Simple Justice or Complex Injustice?: American Racial Dynamics and the Ironies of Brown and Grutter
3(1) Perspectives on Urban Education
15 Pages Posted: 3 May 2018
Date Written: 2004
In 1954, the Supreme Court rendered its landmark ruling in Brown v. Board of Education, ruling unanimously that racial segregation in public schools was unconstitutional. The eventual result of Brown was the complete breakdown of de jure segregation. It is appropriate we commemorate the fiftieth anniversary of this decision, which is aptly described by the title of Richard Kluger's (1975) famous book, Simple Justice. Yet, Brown is marked by a series of ironic twists, not the least of which is its tragically unfulfilled promise; public schools today are more segregated than they were 30 years ago.

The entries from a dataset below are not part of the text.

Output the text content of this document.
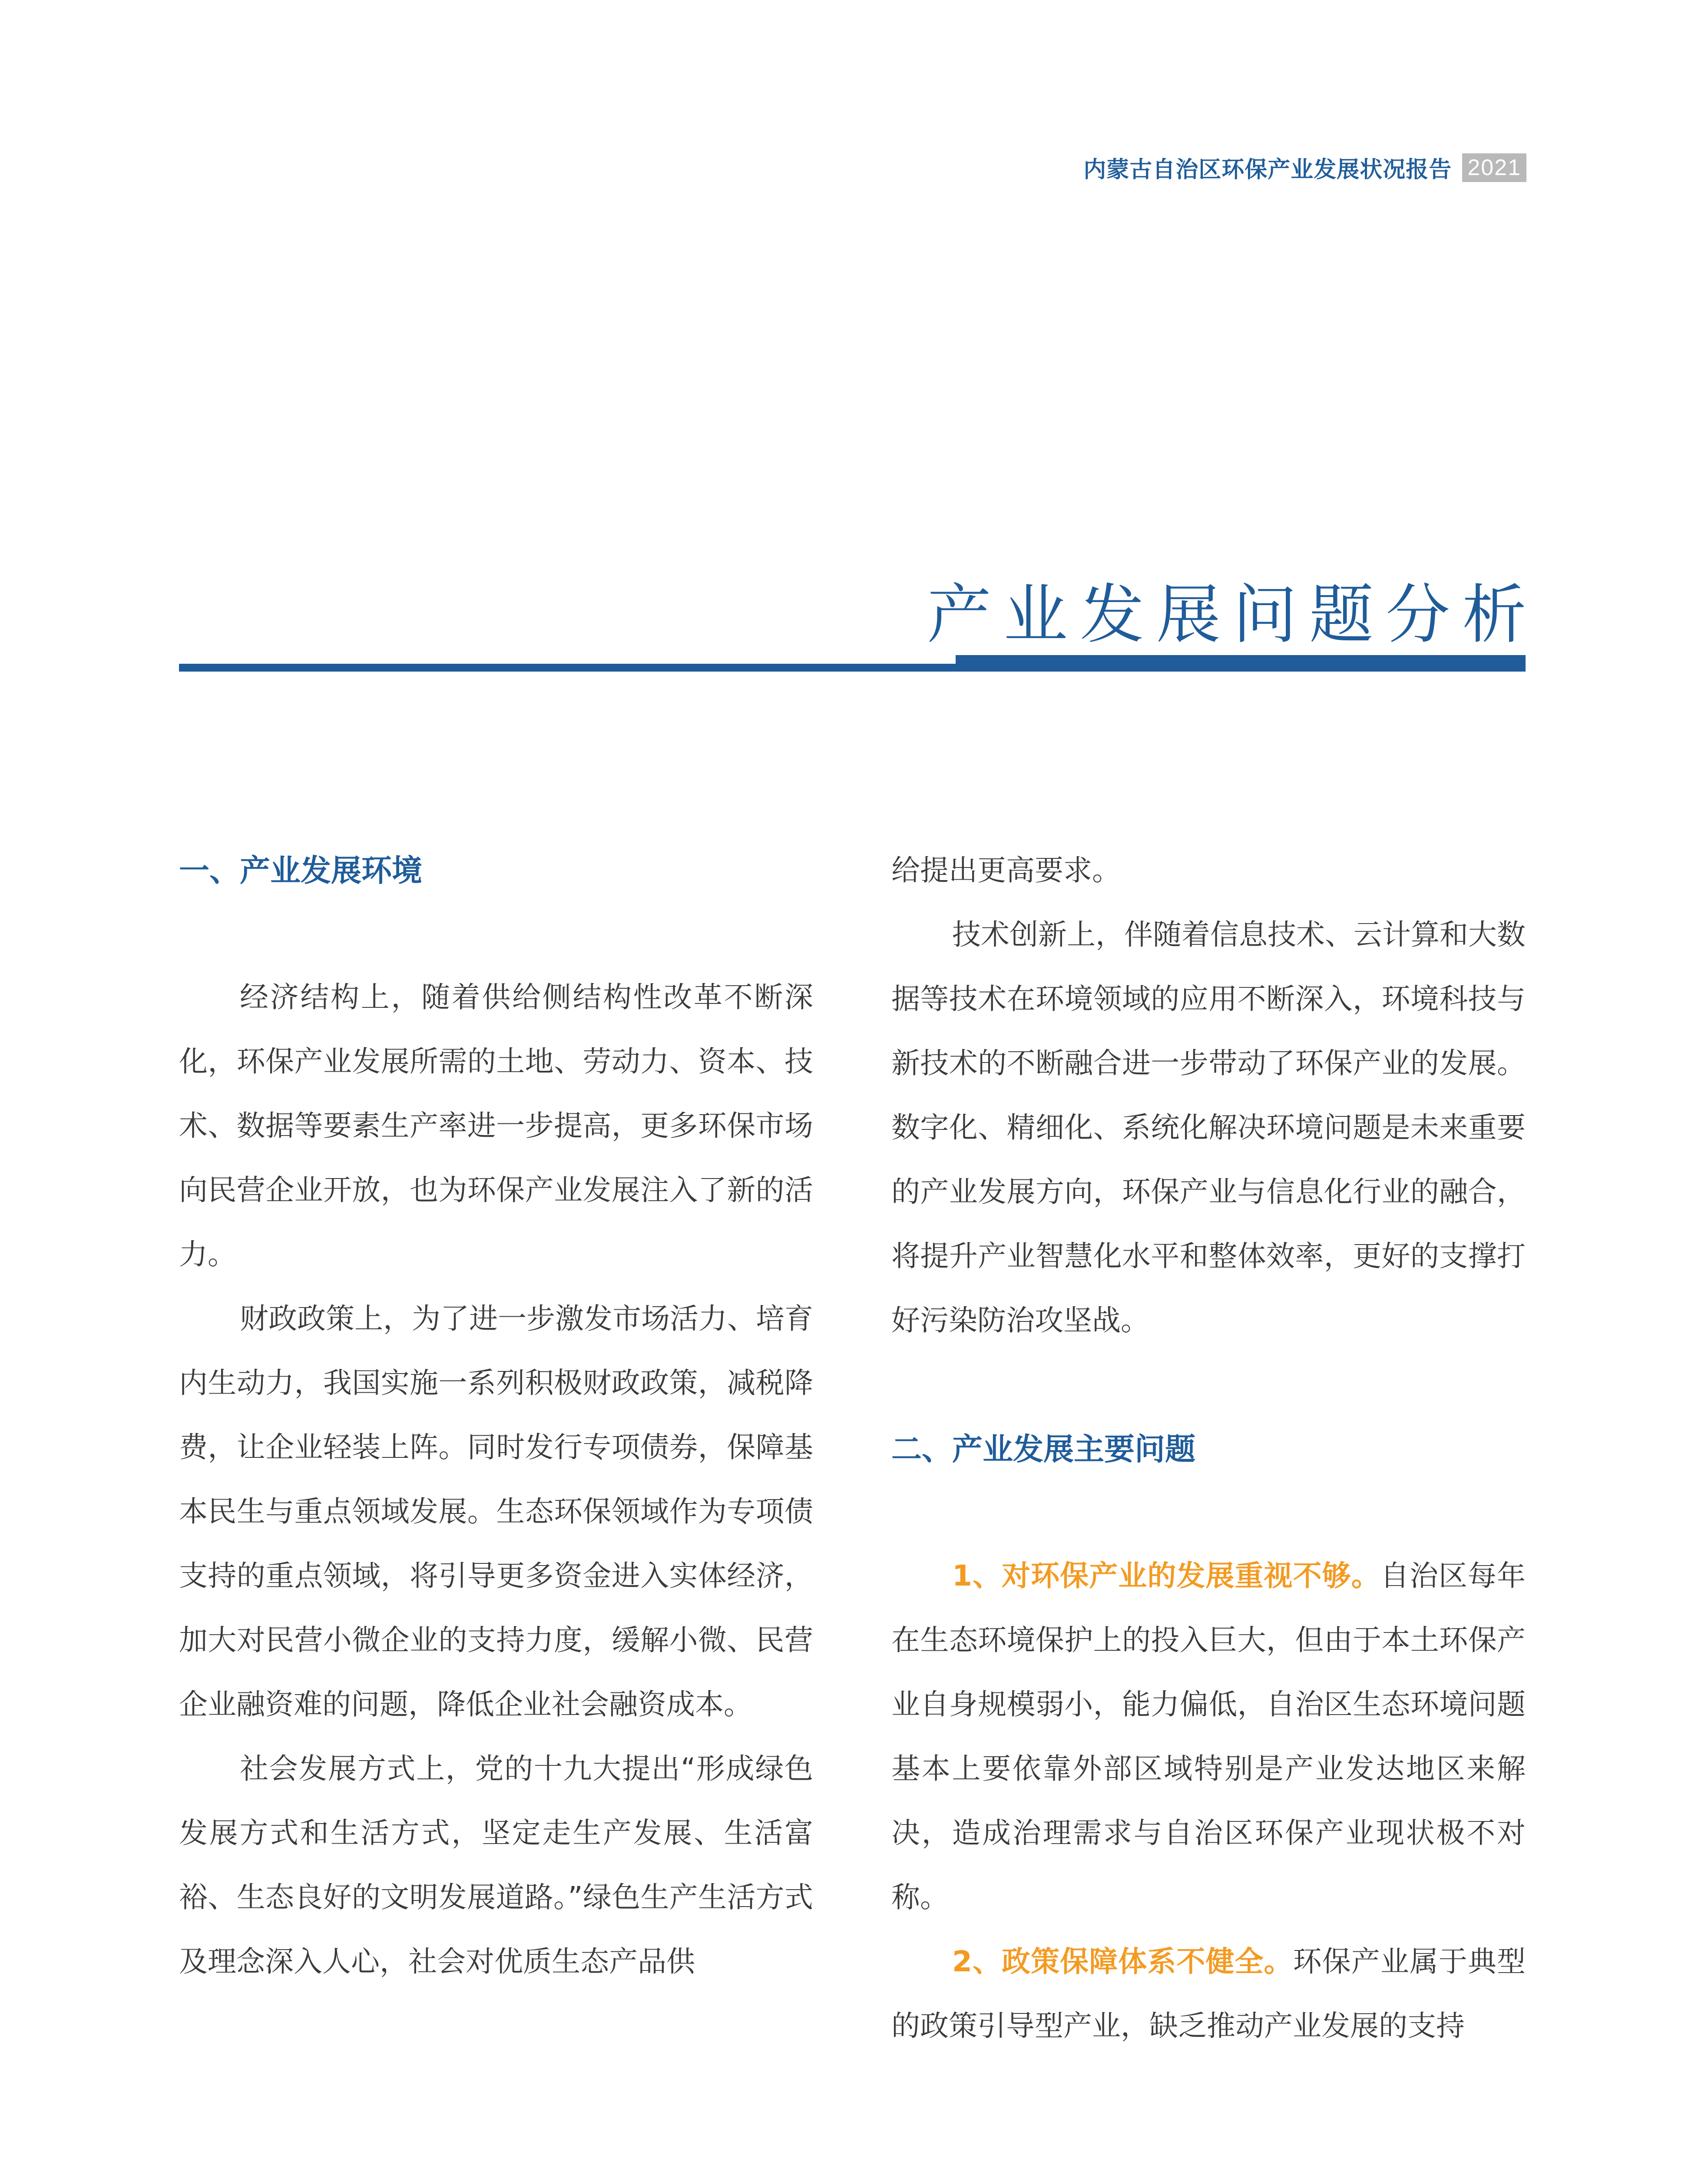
内蒙古自治区环保产业发展状况报告 2021
产业发展问题分析
一、产业发展环境

经济结构上，随着供给侧结构性改革不断深化，环保产业发展所需的土地、劳动力、资本、技术、数据等要素生产率进一步提高，更多环保市场向民营企业开放，也为环保产业发展注入了新的活力。

财政政策上，为了进一步激发市场活力、培育内生动力，我国实施一系列积极财政政策，减税降费，让企业轻装上阵。同时发行专项债券，保障基本民生与重点领域发展。生态环保领域作为专项债支持的重点领域，将引导更多资金进入实体经济，加大对民营小微企业的支持力度，缓解小微、民营企业融资难的问题，降低企业社会融资成本。

社会发展方式上，党的十九大提出“形成绿色发展方式和生活方式，坚定走生产发展、生活富裕、生态良好的文明发展道路。”绿色生产生活方式及理念深入人心，社会对优质生态产品供

给提出更高要求。

技术创新上，伴随着信息技术、云计算和大数据等技术在环境领域的应用不断深入，环境科技与新技术的不断融合进一步带动了环保产业的发展。数字化、精细化、系统化解决环境问题是未来重要的产业发展方向，环保产业与信息化行业的融合，将提升产业智慧化水平和整体效率，更好的支撑打好污染防治攻坚战。

二、产业发展主要问题

1、对环保产业的发展重视不够。自治区每年在生态环境保护上的投入巨大，但由于本土环保产业自身规模弱小，能力偏低，自治区生态环境问题基本上要依靠外部区域特别是产业发达地区来解决，造成治理需求与自治区环保产业现状极不对称。

2、政策保障体系不健全。环保产业属于典型的政策引导型产业，缺乏推动产业发展的支持
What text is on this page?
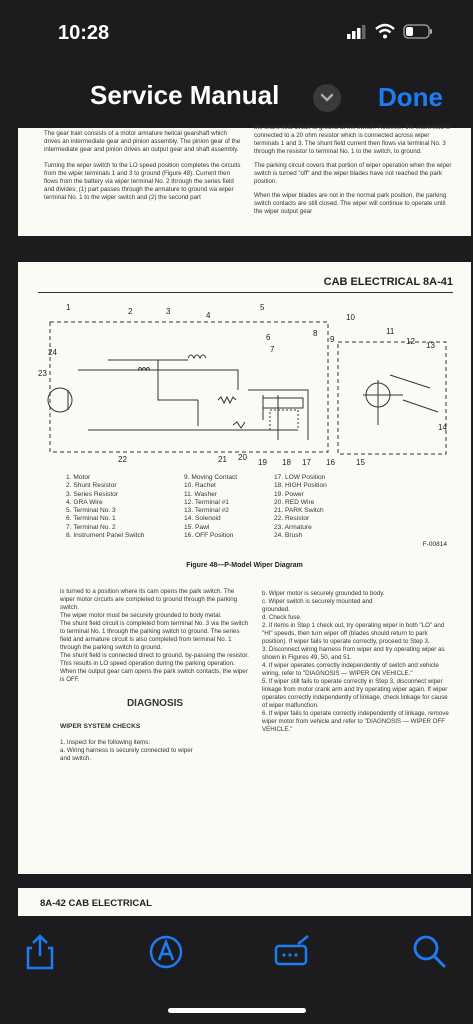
10:28
Service Manual	Done

The gear train consists of a motor armature helical gearshaft which drives an intermediate gear and pinion assembly. The pinion gear of the intermediate gear and pinion drives an output gear and shaft assembly.

Turning the wiper switch to the LO speed position completes the circuits from the wiper terminals 1 and 3 to ground (Figure 48). Current then flows from the battery via wiper terminal No. 2 through the series field and divides; (1) part passes through the armature to ground via wiper terminal No. 1 to the wiper switch and (2) the second part

the shunt field circuit to ground at the switch. However, the shunt field is connected to a 20 ohm resistor which is connected across wiper terminals 1 and 3. The shunt field current then flows via terminal No. 3 through the resistor to terminal No. 1 to the switch, to ground.

The parking circuit covers that portion of wiper operation when the wiper switch is turned "off" and the wiper blades have not reached the park position.

When the wiper blades are not in the normal park position, the parking switch contacts are still closed. The wiper will continue to operate until the wiper output gear

CAB ELECTRICAL 8A-41
1	2	3	4
5
6
7
8
9
10
11
12 13
14
15
16
17
18
19
20
21
22
23
24
1. Motor
2. Shunt Resistor
3. Series Resistor
4. GRA Wire
5. Terminal No. 3
6. Terminal No. 1
7. Terminal No. 2
8. Instrument Panel Switch
9. Moving Contact
10. Rachet
11. Washer
12. Terminal #1
13. Terminal #2
14. Solenoid
15. Pawl
16. OFF Position
17. LOW Position
18. HIGH Position
19. Power
20. RED Wire
21. PARK Switch
22. Resistor
23. Armature
24. Brush
F-00814
Figure 48—P-Model Wiper Diagram

is turned to a position where its cam opens the park switch. The wiper motor circuits are completed to ground through the parking switch.
The wiper motor must be securely grounded to body metal.
The shunt field circuit is completed from terminal No. 3 via the switch to terminal No. 1 through the parking switch to ground. The series field and armature circuit is also completed from terminal No. 1 through the parking switch to ground.
The shunt field is connected direct to ground, by-passing the resistor. This results in LO speed operation during the parking operation.
When the output gear cam opens the park switch contacts, the wiper is OFF.

DIAGNOSIS

WIPER SYSTEM CHECKS

1. Inspect for the following items:
a. Wiring harness is securely connected to wiper
and switch.

b. Wiper motor is securely grounded to body.
c. Wiper switch is securely mounted and
grounded.
d. Check fuse.
2. If items in Step 1 check out, try operating wiper in both "LO" and "HI" speeds, then turn wiper off (blades should return to park position). If wiper fails to operate correctly, proceed to Step 3.
3. Disconnect wiring harness from wiper and try operating wiper as shown in Figures 49, 50, and 51.
4. If wiper operates correctly independently of switch and vehicle wiring, refer to "DIAGNOSIS — WIPER ON VEHICLE."
5. If wiper still fails to operate correctly in Step 3, disconnect wiper linkage from motor crank arm and try operating wiper again. If wiper operates correctly independently of linkage, check linkage for cause of wiper malfunction.
6. If wiper fails to operate correctly independently of linkage, remove wiper motor from vehicle and refer to "DIAGNOSIS — WIPER OFF VEHICLE."

8A-42 CAB ELECTRICAL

Also, the social science evidence presented in Brown, along with its legal reasoning and relationship to U.S. foreign policy interests, have generated much debate. Here, I analyze the many ironies surrounding Brown, including the role of social science, political interests inherent in the decision, limitations of future desegregation efforts, and neoconservative rearticulation of the Civil Rights Movement. I also consider parallels between Brown and the recent University of Michigan affirmative action cases, which in many ways are its present day corollaries. My aim is to illustrate the ambivalence of Brown as not only a "simple justice" but also a "complex injustice."